Stanford University engineers have crafted an incredibly small, wirelessly powered cardiac device that could help lead to smaller medical implants. The device receives its charge wirelessly from radio waves. These waves are transmitted outside the body, while the millimeter-sized device is implanted on the surface of the patient’s heart, five centimeters inside the chest. Engineers believe their research on this subject could lead to a whole range of tiny, wirelessly powered medical devices.
To achieve this goal, engineers used a combination of radiative and inductive transmissions of power. These are two different types of electromagnetic transfers. In both cases, radio waves are sent via a transmitter to a coil of wire. The wire, which has been inserted into the patient, will turn those radio waves into an electrical current. This current is what powers the small cardiac device.

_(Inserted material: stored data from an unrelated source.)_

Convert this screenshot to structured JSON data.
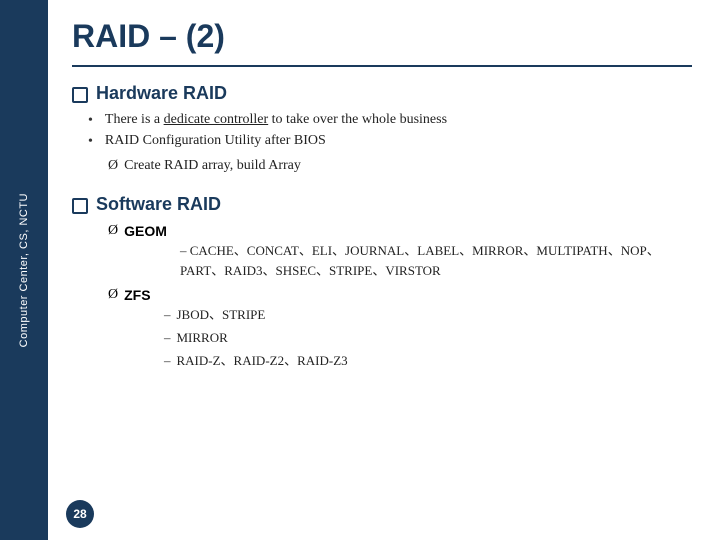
{
  "sidebar": {
    "text": "Computer Center, CS, NCTU"
  },
  "header": {
    "title": "RAID – (2)"
  },
  "sections": [
    {
      "id": "hardware-raid",
      "heading": "Hardware RAID",
      "bullets": [
        {
          "text_prefix": "There is a ",
          "text_underline": "dedicate controller",
          "text_suffix": " to take over the whole business"
        },
        {
          "text": "RAID Configuration Utility after BIOS"
        }
      ],
      "sub_items": [
        {
          "arrow": "Ø",
          "text": "Create RAID array, build Array"
        }
      ]
    },
    {
      "id": "software-raid",
      "heading": "Software RAID",
      "geom": {
        "label": "GEOM",
        "items": "CACHE、CONCAT、ELI、JOURNAL、LABEL、MIRROR、MULTIPATH、NOP、PART、RAID3、SHSEC、STRIPE、VIRSTOR"
      },
      "zfs": {
        "label": "ZFS",
        "items": [
          "JBOD、STRIPE",
          "MIRROR",
          "RAID-Z、RAID-Z2、RAID-Z3"
        ]
      }
    }
  ],
  "page_number": "28"
}
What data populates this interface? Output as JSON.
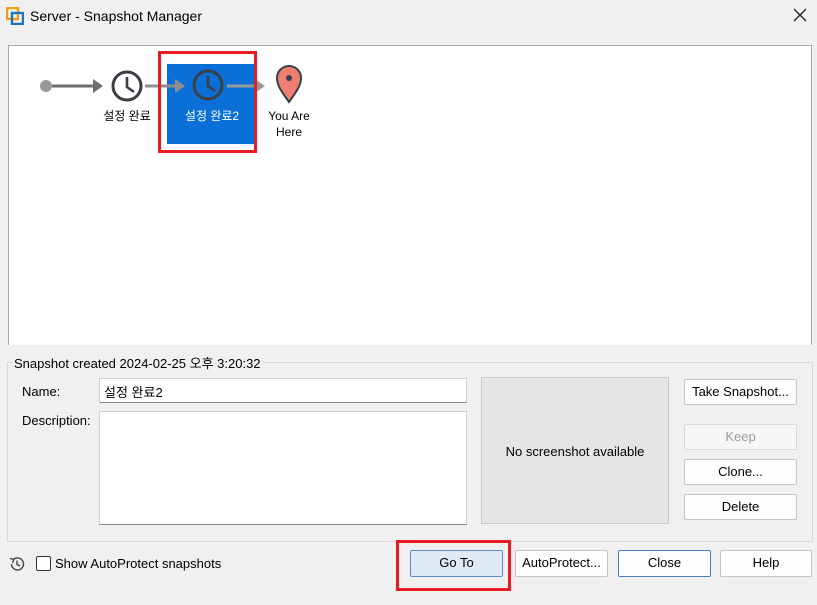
{
  "window": {
    "title": "Server - Snapshot Manager"
  },
  "tree": {
    "nodes": [
      {
        "label": "설정 완료"
      },
      {
        "label": "설정 완료2",
        "selected": true
      },
      {
        "label_line1": "You Are",
        "label_line2": "Here"
      }
    ],
    "colors": {
      "selected_bg": "#0a6fd6",
      "highlight": "#e81b23",
      "pin": "#ef7f73"
    }
  },
  "details": {
    "group_title": "Snapshot created 2024-02-25 오후 3:20:32",
    "name_label": "Name:",
    "name_value": "설정 완료2",
    "description_label": "Description:",
    "description_value": "",
    "preview_text": "No screenshot available"
  },
  "side_buttons": {
    "take_snapshot": "Take Snapshot...",
    "keep": "Keep",
    "clone": "Clone...",
    "delete": "Delete"
  },
  "footer": {
    "show_autoprotect_label": "Show AutoProtect snapshots",
    "show_autoprotect_checked": false,
    "goto": "Go To",
    "autoprotect": "AutoProtect...",
    "close": "Close",
    "help": "Help"
  }
}
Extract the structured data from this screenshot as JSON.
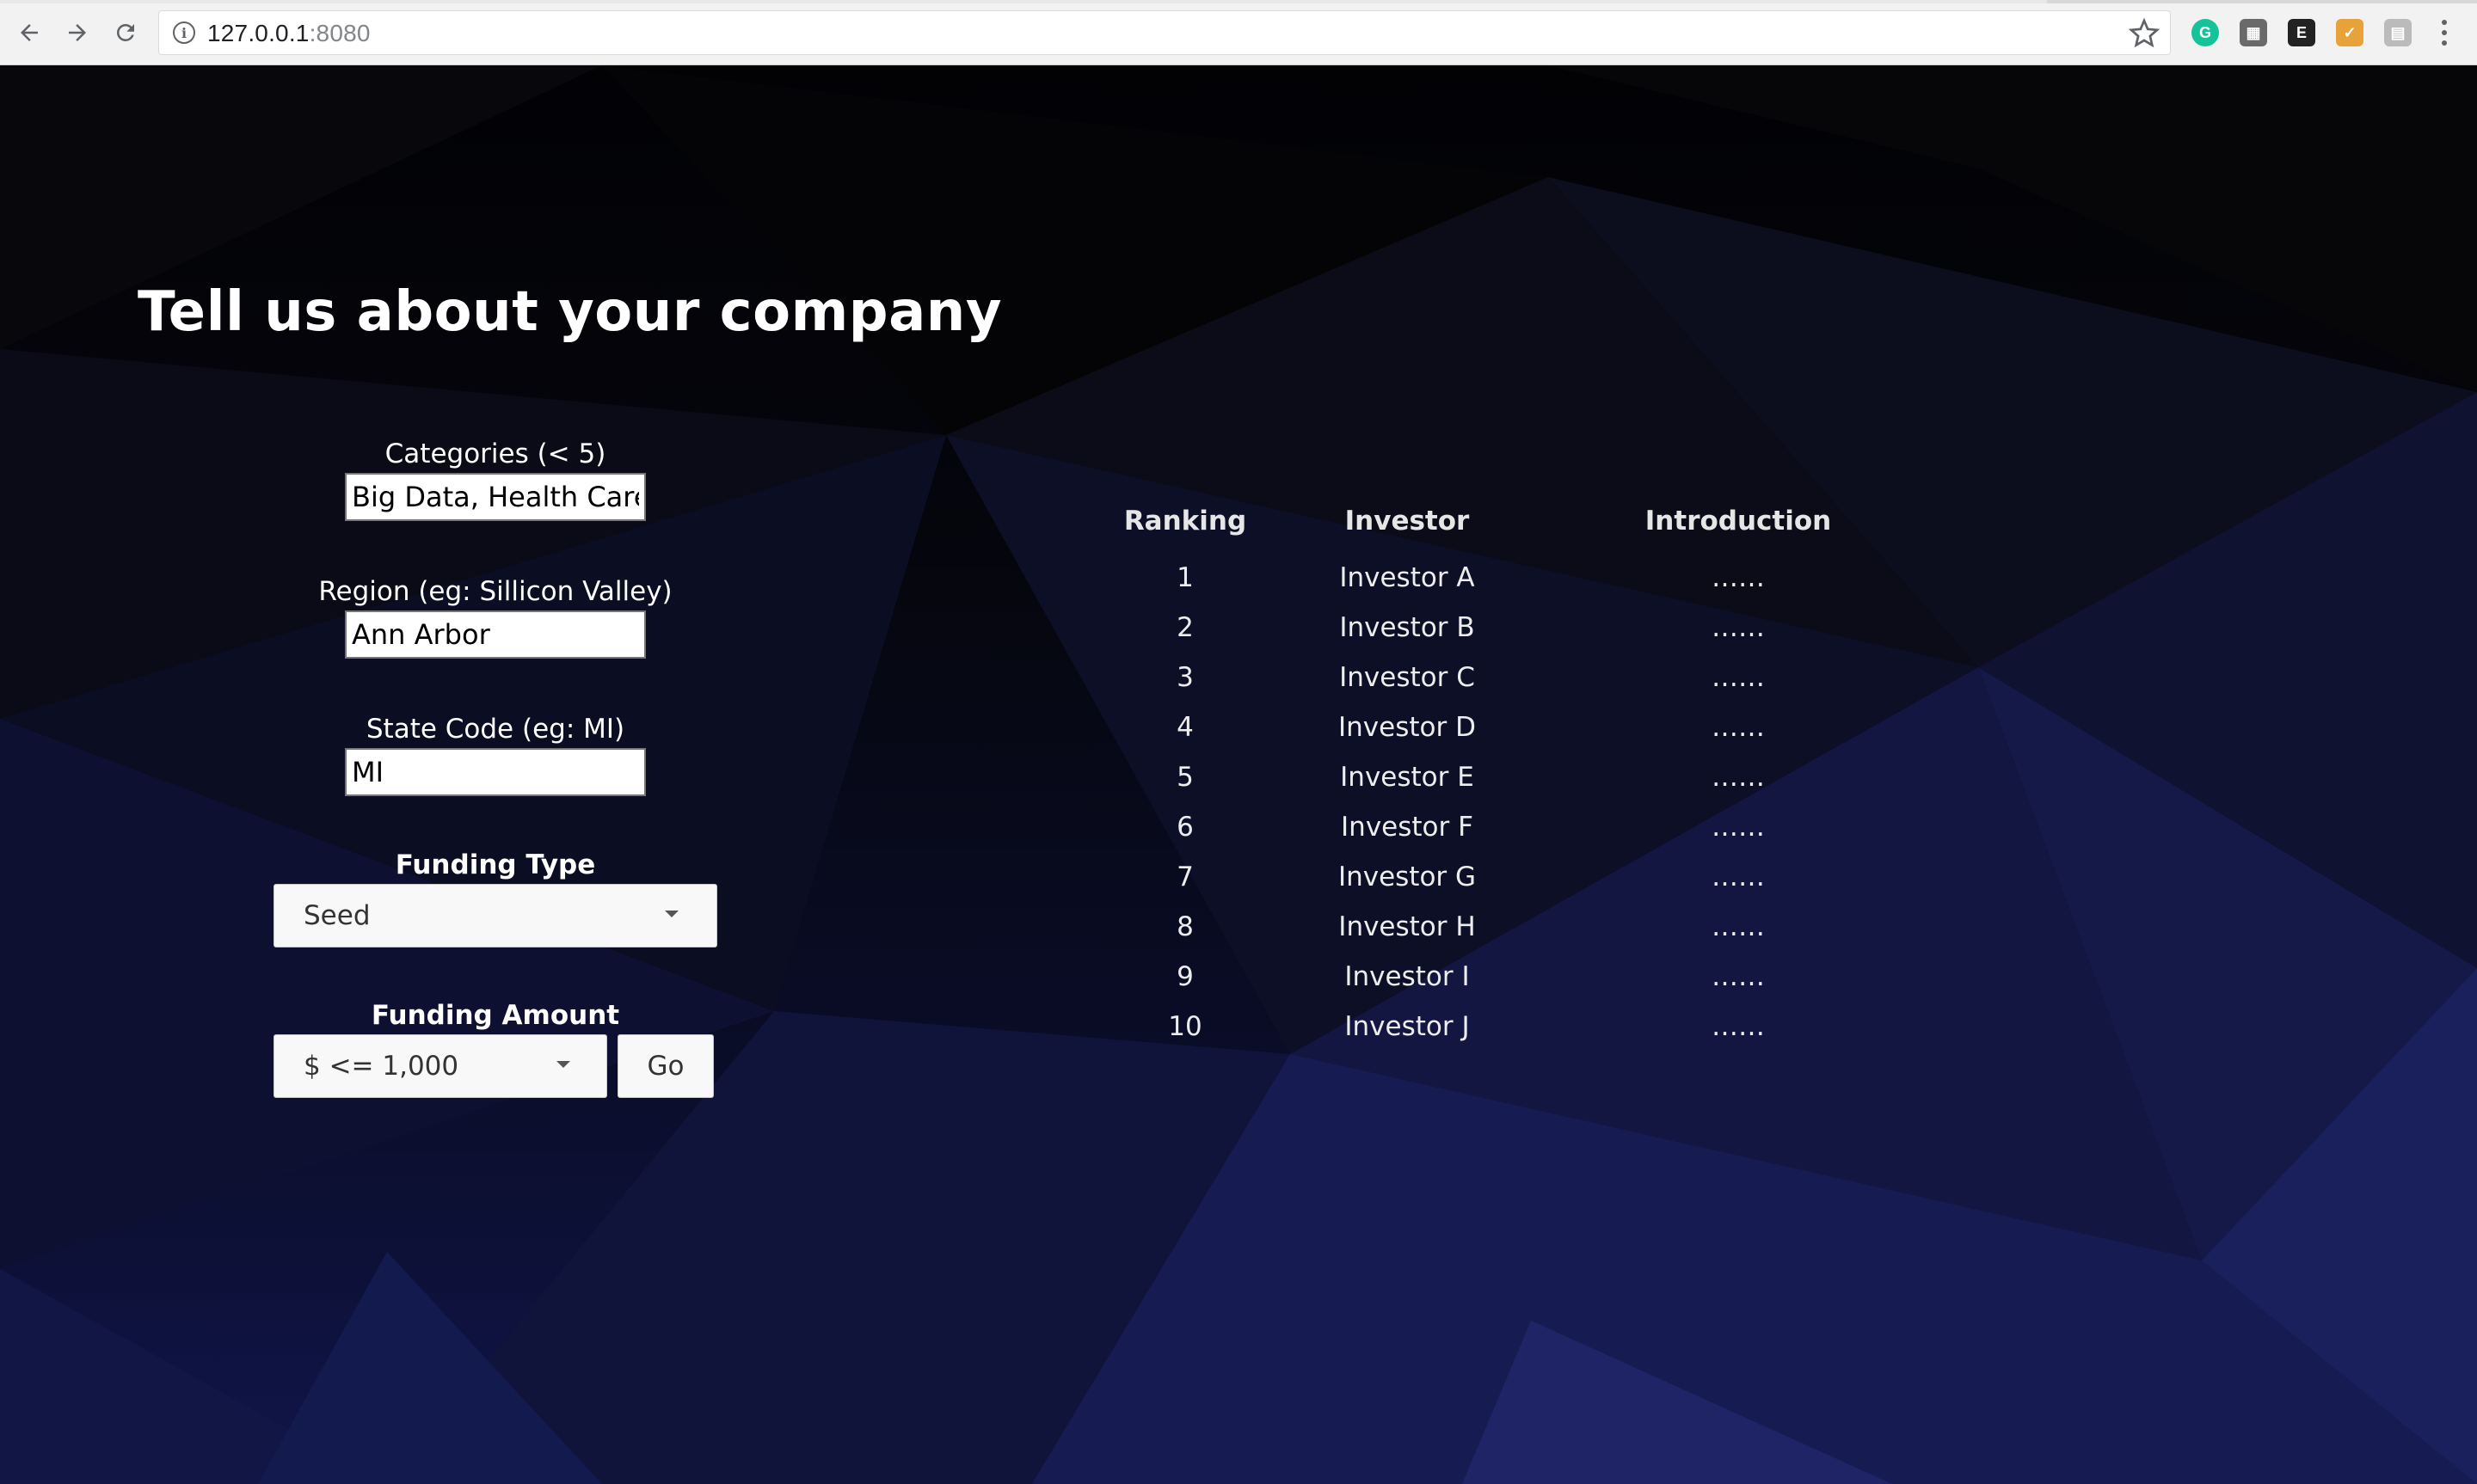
{
  "browser": {
    "url_host": "127.0.0.1",
    "url_port": ":8080",
    "extensions": [
      {
        "name": "grammarly-icon",
        "letter": "G",
        "color": "#15c39a"
      },
      {
        "name": "extension-puzzle-icon",
        "letter": "▦",
        "color": "#6a6a6a"
      },
      {
        "name": "evernote-icon",
        "letter": "E",
        "color": "#222222"
      },
      {
        "name": "clipper-icon",
        "letter": "✓",
        "color": "#e8a23a"
      },
      {
        "name": "reader-icon",
        "letter": "▤",
        "color": "#bbbbbb"
      }
    ]
  },
  "page": {
    "headline": "Tell us about your company"
  },
  "form": {
    "categories": {
      "label": "Categories (< 5)",
      "value": "Big Data, Health Care,"
    },
    "region": {
      "label": "Region (eg: Sillicon Valley)",
      "value": "Ann Arbor"
    },
    "state": {
      "label": "State Code (eg: MI)",
      "value": "MI"
    },
    "funding_type": {
      "label": "Funding Type",
      "selected": "Seed"
    },
    "funding_amount": {
      "label": "Funding Amount",
      "selected": "$ <= 1,000"
    },
    "go_label": "Go"
  },
  "results": {
    "headers": {
      "ranking": "Ranking",
      "investor": "Investor",
      "introduction": "Introduction"
    },
    "rows": [
      {
        "rank": "1",
        "investor": "Investor A",
        "intro": "……"
      },
      {
        "rank": "2",
        "investor": "Investor B",
        "intro": "……"
      },
      {
        "rank": "3",
        "investor": "Investor C",
        "intro": "……"
      },
      {
        "rank": "4",
        "investor": "Investor D",
        "intro": "……"
      },
      {
        "rank": "5",
        "investor": "Investor E",
        "intro": "……"
      },
      {
        "rank": "6",
        "investor": "Investor F",
        "intro": "……"
      },
      {
        "rank": "7",
        "investor": "Investor G",
        "intro": "……"
      },
      {
        "rank": "8",
        "investor": "Investor H",
        "intro": "……"
      },
      {
        "rank": "9",
        "investor": "Investor I",
        "intro": "……"
      },
      {
        "rank": "10",
        "investor": "Investor J",
        "intro": "……"
      }
    ]
  }
}
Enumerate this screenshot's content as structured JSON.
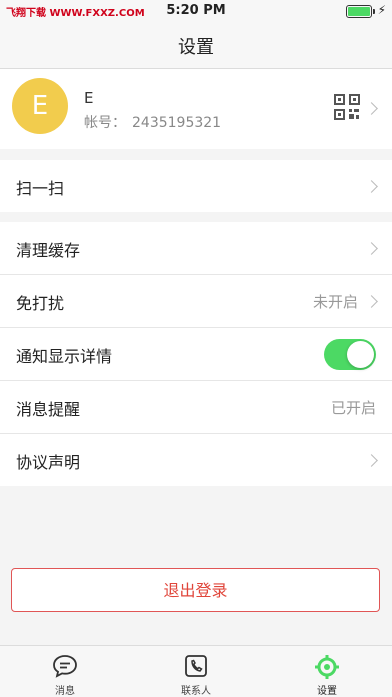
{
  "status_bar": {
    "carrier": "飞翔下载 WWW.FXXZ.COM",
    "time": "5:20 PM",
    "battery_level": 1.0
  },
  "navbar": {
    "title": "设置"
  },
  "profile": {
    "avatar_letter": "E",
    "name": "E",
    "account_label": "帐号：",
    "account_number": "2435195321",
    "qr_icon": "qr-code-icon"
  },
  "rows": {
    "scan": {
      "label": "扫一扫"
    },
    "clear_cache": {
      "label": "清理缓存"
    },
    "dnd": {
      "label": "免打扰",
      "value": "未开启"
    },
    "notify_detail": {
      "label": "通知显示详情",
      "toggle_on": true
    },
    "message_alert": {
      "label": "消息提醒",
      "value": "已开启"
    },
    "agreement": {
      "label": "协议声明"
    }
  },
  "logout_button": "退出登录",
  "tabs": [
    {
      "label": "消息",
      "icon": "chat-bubble-icon",
      "active": false
    },
    {
      "label": "联系人",
      "icon": "contacts-phone-icon",
      "active": false
    },
    {
      "label": "设置",
      "icon": "settings-icon",
      "active": true
    }
  ],
  "colors": {
    "accent_green": "#4cd964",
    "avatar_yellow": "#f2cc4d",
    "logout_red": "#e0463b"
  }
}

For a long time, there were serious questions as to whether such a device could actually function. Current mathematical models asserted that it was impossible for high-frequency radio waves to penetrate deeply enough into human tissue to charge implanted devices. However, Stanford engineers proved otherwise. They demonstrated that while human tissue does cause electric fields to quickly disperse, radio waves don’t have the same issues. By traveling as waves that alternate between magnetic and electric fields, high-frequency radio waves are actually capable of penetrating human tissue far more deeply than previously imagined.
“In fact, to achieve greater power efficiency, it is actually advantageous that human tissue is a very poor electrical conductor. If it were a good conductor, it would absorb energy, create heating and prevent sufficient power from reaching the implant.”
Stanford engineers believe that their research could lead the way to entirely wireless medical implants. Besides implants designed for cardiac health like permanent pacemakers, researchers are investigating how their technology could be utilized to create swallowable endoscopes and precision stimulators for the brain.
For now, the engineers behind this innovation are working on optimizing their creation. The latest version of their design includes a transmit antenna structure that allows the device to focus radio waves directly towards where the device has been implanted in a human body. This simultaneously increases the electric field where the device needs it, while also reducing tissue heating so that temperatures remain within IEEE standards for such implants.